In this context, the Internationally Recognized Government (IRG) of Yemen continues to consolidate its authority over semi-autonomous military organizations, which used to dominate the forces opposed to the rebel Houthis in the north of the country, but also in adjoining sea areas. Emirati forces, which used to equip and sponsor militias aligned with the now largely defunct Southern Transition Council, have now withdrawn their support, and their role in many areas has been taken over by the Saudis instead. 

There are still divisions within the forces arrayed against the Houthis. Southern separatists still have sway in some areas, for example, on the island of Socotra. There is also opposition to the influence of the Muslim Brotherhood-aligned Islah party in some IRG-controlled areas, and autonomous sentiment is still strong in the Hadramawt and Marah provinces in the east of the country. But the fact that the Saudis have now become the sole source of external funding in Yemen has persuaded many of the previously quarreling factions within the IRG to bury their differences and to come together.

This is particularly noticeable in the south-western provinces bordering the Red Sea, which are controlled by the IRG. Previously sponsored by the Emiratis, General Tariq Saleh has switched paymaster and is now an enthusiastic recipient of Saudi patronage. Naval units of his National Resistance Forces (NRF) led by General Tariq under the previous Emirati sponsors, enjoyed some success against arms smugglers operating between Iran and Somalia, through the Bab el-Mandeb up to the Hodeida area. These NRF naval units appear to have been revived and are now working with, but have not yet been integrated into the Yemeni Coastguard.

 

 

The new coastguard force also appears to now be operating with two new types of radar-equipped patrol boats, possibly surplus stock originally from Saudi sources. At least four 11-meter Chinese-designed catamarans suitable for inshore waters and eight 22-meter patrol boats manufactured in France by Chantier Naval Couach, as well as numerous speed boats, took part in a parade at sea on May 22 to mark the 36th anniversary of the establishment of the Republic of Yemen.  

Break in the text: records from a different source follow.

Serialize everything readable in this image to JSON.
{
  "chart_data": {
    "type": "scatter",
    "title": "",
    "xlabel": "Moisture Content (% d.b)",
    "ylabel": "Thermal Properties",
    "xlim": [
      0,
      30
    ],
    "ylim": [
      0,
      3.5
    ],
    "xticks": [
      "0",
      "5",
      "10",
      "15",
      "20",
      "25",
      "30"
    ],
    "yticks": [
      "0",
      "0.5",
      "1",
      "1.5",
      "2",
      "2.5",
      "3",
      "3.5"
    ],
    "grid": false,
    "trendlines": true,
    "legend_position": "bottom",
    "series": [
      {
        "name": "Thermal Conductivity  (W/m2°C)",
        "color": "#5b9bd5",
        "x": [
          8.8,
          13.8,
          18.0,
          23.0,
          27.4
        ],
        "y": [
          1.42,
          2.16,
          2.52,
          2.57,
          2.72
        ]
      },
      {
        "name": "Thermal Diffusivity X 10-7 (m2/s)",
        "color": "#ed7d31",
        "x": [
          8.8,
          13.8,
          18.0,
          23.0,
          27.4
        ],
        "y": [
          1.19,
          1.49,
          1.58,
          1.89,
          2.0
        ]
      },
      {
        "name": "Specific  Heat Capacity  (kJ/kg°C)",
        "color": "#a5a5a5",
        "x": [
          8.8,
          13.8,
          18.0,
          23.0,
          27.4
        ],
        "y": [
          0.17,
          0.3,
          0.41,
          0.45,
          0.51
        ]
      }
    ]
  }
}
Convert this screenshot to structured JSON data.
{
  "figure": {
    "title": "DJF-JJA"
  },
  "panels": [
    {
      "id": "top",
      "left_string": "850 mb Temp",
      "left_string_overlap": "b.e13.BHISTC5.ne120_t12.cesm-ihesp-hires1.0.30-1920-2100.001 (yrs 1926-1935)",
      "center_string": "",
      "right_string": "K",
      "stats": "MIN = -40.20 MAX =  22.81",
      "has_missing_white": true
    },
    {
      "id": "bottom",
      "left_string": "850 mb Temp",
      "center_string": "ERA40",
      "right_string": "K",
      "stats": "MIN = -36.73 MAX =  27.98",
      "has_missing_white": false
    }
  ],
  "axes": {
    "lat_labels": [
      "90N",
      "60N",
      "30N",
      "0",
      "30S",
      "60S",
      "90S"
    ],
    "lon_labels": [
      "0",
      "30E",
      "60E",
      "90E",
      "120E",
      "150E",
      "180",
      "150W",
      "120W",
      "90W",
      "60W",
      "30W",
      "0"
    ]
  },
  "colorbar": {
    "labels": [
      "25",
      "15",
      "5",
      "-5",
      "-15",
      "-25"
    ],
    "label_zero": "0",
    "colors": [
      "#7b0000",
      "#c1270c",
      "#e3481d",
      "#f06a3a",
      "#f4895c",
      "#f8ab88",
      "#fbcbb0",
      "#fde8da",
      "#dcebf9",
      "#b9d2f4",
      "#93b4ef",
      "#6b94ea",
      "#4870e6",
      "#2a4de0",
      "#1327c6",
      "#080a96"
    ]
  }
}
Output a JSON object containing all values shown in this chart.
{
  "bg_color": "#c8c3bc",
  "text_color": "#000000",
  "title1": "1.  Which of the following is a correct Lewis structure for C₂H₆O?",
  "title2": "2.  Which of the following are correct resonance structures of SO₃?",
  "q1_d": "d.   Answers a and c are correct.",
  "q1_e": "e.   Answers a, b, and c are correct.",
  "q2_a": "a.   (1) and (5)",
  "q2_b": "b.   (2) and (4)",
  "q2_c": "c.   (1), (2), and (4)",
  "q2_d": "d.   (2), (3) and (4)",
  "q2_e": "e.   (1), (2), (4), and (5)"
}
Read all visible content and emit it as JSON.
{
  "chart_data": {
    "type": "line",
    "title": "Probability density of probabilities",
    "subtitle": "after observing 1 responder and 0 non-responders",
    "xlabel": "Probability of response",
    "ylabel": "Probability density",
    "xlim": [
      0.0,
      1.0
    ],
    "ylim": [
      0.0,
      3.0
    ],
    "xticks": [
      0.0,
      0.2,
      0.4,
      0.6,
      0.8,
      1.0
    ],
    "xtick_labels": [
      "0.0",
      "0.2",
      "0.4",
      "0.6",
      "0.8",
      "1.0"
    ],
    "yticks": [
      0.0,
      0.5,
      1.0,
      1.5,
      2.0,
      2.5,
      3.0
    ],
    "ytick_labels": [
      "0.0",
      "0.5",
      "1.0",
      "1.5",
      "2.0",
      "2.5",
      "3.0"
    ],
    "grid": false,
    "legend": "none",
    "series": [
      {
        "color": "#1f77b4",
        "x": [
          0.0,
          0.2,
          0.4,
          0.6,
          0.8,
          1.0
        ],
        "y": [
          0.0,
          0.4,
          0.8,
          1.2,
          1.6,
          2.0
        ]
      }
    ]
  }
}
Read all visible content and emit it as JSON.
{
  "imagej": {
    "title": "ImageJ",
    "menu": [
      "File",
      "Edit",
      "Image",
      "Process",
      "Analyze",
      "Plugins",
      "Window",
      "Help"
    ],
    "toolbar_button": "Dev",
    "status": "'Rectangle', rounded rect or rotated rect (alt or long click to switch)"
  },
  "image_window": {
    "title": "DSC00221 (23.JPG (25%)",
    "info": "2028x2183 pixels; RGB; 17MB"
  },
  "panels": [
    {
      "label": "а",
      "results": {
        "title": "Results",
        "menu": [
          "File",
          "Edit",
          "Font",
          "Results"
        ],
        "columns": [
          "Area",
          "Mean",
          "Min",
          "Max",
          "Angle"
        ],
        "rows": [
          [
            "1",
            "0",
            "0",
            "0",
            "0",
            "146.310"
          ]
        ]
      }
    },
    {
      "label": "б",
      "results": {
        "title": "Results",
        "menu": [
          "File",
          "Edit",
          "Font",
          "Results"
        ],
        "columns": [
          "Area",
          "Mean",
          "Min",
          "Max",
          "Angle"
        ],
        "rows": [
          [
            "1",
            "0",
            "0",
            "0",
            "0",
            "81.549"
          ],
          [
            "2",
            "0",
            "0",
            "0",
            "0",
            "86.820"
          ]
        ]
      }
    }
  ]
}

The new Coastguard Red Sea Sector appears to have been allocated to the NRF naval force. The sector is responsible for the coastal waters between Perim and the Hanish Islands, and up the coast to the front line between IRG and Houthi forces south of Hodeida. Harbor facilities on the Hanish Islands are to be improved with Saudi funding. The sea area between the Djibouti coastline and Perim Island is 11 nautical miles wide, much narrower than the Strait of Hormuz. So if the new Coastguard Red Sea Sector could control movement in the southern Red Sea, it could restrict Iranian resupply to the Houthis from Iran, although the Houthis would still be able to smuggle in material from Eritrea across the Red Sea. 

 

Chinese-designed 11m inshore patrol catamaran (Video from @aljoumhouriyatv)

 

Further south in the Gulf of Aden, through which the Maritime Ship Transit Corridor passes, the reinvigoration of the Yemeni Coastguard continues, in a project sponsored by the Saudis, the United Kingdom, and EU donors. In November, the British Minister responsible for the Middle East, Hamish Falconer, visited the Yemeni Coastguard's facility in Aden and was taken on a tour of the 200GT patrol boat Aden (IMO 4698611), which British aid helped refurbish for the Yemeni Coastguard. The Mayun, a new Coastguard patrol boat sponsored by the UK aid program, is now based on Perim Island, and covers the Bab el-Mandeb area. To be further effective, the Coastguard needs both patrols at sea, but also an improved maritime intelligence picture, relying not just on AIS feeds but also on a rebuilding of the coastal radar coverage with which Yemen used to be well equipped in pre-civil war days.